Mescid-i Seâdeti tâmir ve tezyîn için Sultan Abdülmecîd Han kadar çok
para harcayan ve gayret eden hiçbir kimse olmamıştır. Harameyni tâmir
için yedi yüz bin altın sarfetmiştir. Tâmir 1277 (m. 1861)de tamam
olmuştur. Her gün Resûlullah'a bir hizmette bulunmuştur. Bu yolda keşf
ve kerâmetleri de görülmüştür. (Eyyûb Sabri Paşa)

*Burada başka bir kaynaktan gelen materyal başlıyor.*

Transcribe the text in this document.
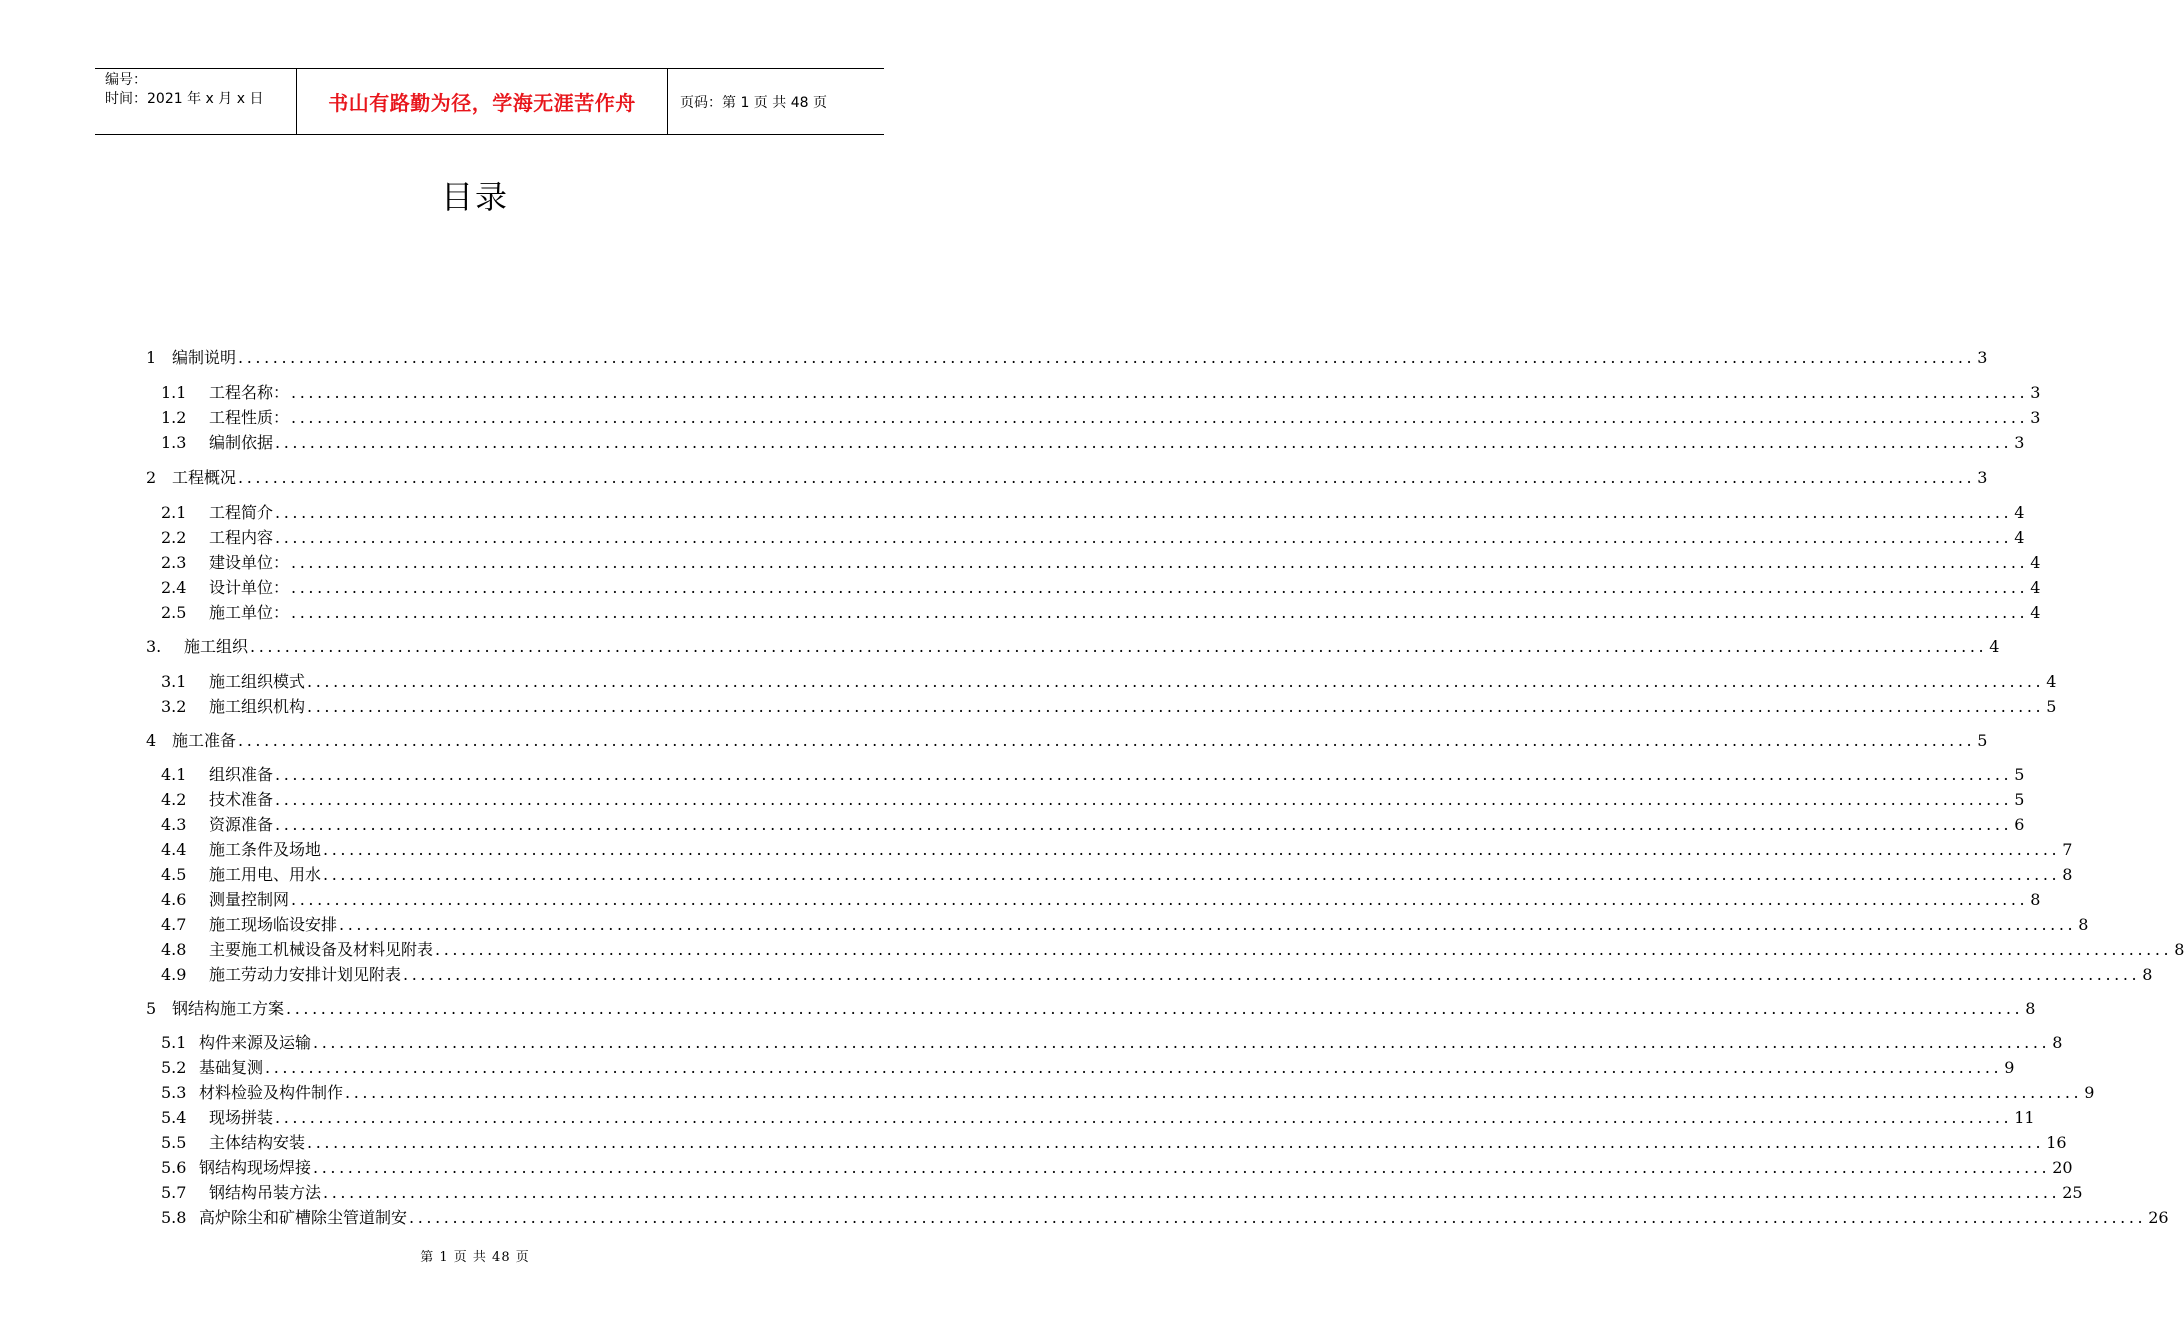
编号：
时间：2021 年 x 月 x 日	书山有路勤为径，学海无涯苦作舟	页码：第 1 页 共 48 页
目录
1 编制说明 ........................................................................................................................................................................................................ 3
1.1	工程名称： ........................................................................................................................................................................................................ 3
1.2	工程性质： ........................................................................................................................................................................................................ 3
1.3	编制依据 ........................................................................................................................................................................................................ 3
2 工程概况 ........................................................................................................................................................................................................ 3
2.1	工程简介 ........................................................................................................................................................................................................ 4
2.2	工程内容 ........................................................................................................................................................................................................ 4
2.3	建设单位： ........................................................................................................................................................................................................ 4
2.4	设计单位： ........................................................................................................................................................................................................ 4
2.5	施工单位： ........................................................................................................................................................................................................ 4
3.	施工组织 ........................................................................................................................................................................................................ 4
3.1	施工组织模式 ........................................................................................................................................................................................................ 4
3.2	施工组织机构 ........................................................................................................................................................................................................ 5
4 施工准备 ........................................................................................................................................................................................................ 5
4.1	组织准备 ........................................................................................................................................................................................................ 5
4.2	技术准备 ........................................................................................................................................................................................................ 5
4.3	资源准备 ........................................................................................................................................................................................................ 6
4.4	施工条件及场地 ........................................................................................................................................................................................................ 7
4.5	施工用电、用水 ........................................................................................................................................................................................................ 8
4.6	测量控制网 ........................................................................................................................................................................................................ 8
4.7	施工现场临设安排 ........................................................................................................................................................................................................ 8
4.8	主要施工机械设备及材料见附表 ........................................................................................................................................................................................................ 8
4.9	施工劳动力安排计划见附表 ........................................................................................................................................................................................................ 8
5 钢结构施工方案 ........................................................................................................................................................................................................ 8
5.1 构件来源及运输 ........................................................................................................................................................................................................ 8
5.2 基础复测 ........................................................................................................................................................................................................ 9
5.3 材料检验及构件制作 ........................................................................................................................................................................................................ 9
5.4	现场拼装 ........................................................................................................................................................................................................ 11
5.5	主体结构安装 ........................................................................................................................................................................................................ 16
5.6 钢结构现场焊接 ........................................................................................................................................................................................................ 20
5.7	钢结构吊装方法 ........................................................................................................................................................................................................ 25
5.8 高炉除尘和矿槽除尘管道制安 ........................................................................................................................................................................................................ 26
第 1 页 共 48 页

Ahmed bin Muhammed Sofî (rahimehullahü teâlâ) diyor ki, Hicaz çöllerinde
varlığım kalmadı. Medîne'ye Mescid-i Seâdete geldim. Hücre-i Seâdet
yanında Resûlullah'a selâm verdim. Bir yana oturup uyudum. Resûlullah
(sallallahü aleyhi ve sellem) görünüp; "Ahmed geldin mi?Avucunu aç!"
buyurdu. Avucumu altınla doldurdu. Uyandım. Ellerim altın dolu idi.
(Merrâkûşî)
Mescid-i Şerîf:
Mescid-i Nebî.
Medîne şehrindeki Mescid-i şerîf'i hicretin birinci senesinde Resûlullah
(sallallahü aleyhi ve sellem), Eshâb-ı kirâm ile birlikte yaptılar.
Hicretin ikinci senesi, Receb ayında, kıblenin Kudüs'ten Kâbe'ye dönmesi
emrolununca, mescidin Mekke'ye karşı olan kapısı kapatılıp karşı tarafa,
yâni Şam tarafına yeni bir kapı açıldı. Şimdi bu kapıya Bâb-üt-tevessül
denmektedir. Medîne'de, Kudüs'e karşı on altı ay kadar namaz kılındı.
Mekke'de iken, önce Kâbe'ye karşı namaz kılınırdı. Hicretten az bir
zaman önce, Kudüs'e karşı kılınması emrolundu. Mescid-i Şerîf'in kıblesi
değiştirilirken, Resûlullah (sallallahü aleyhi ve sellem) Kâbe'yi
mübârek gözleri ile görerek, kıblenin cihetini tâyin eyledi.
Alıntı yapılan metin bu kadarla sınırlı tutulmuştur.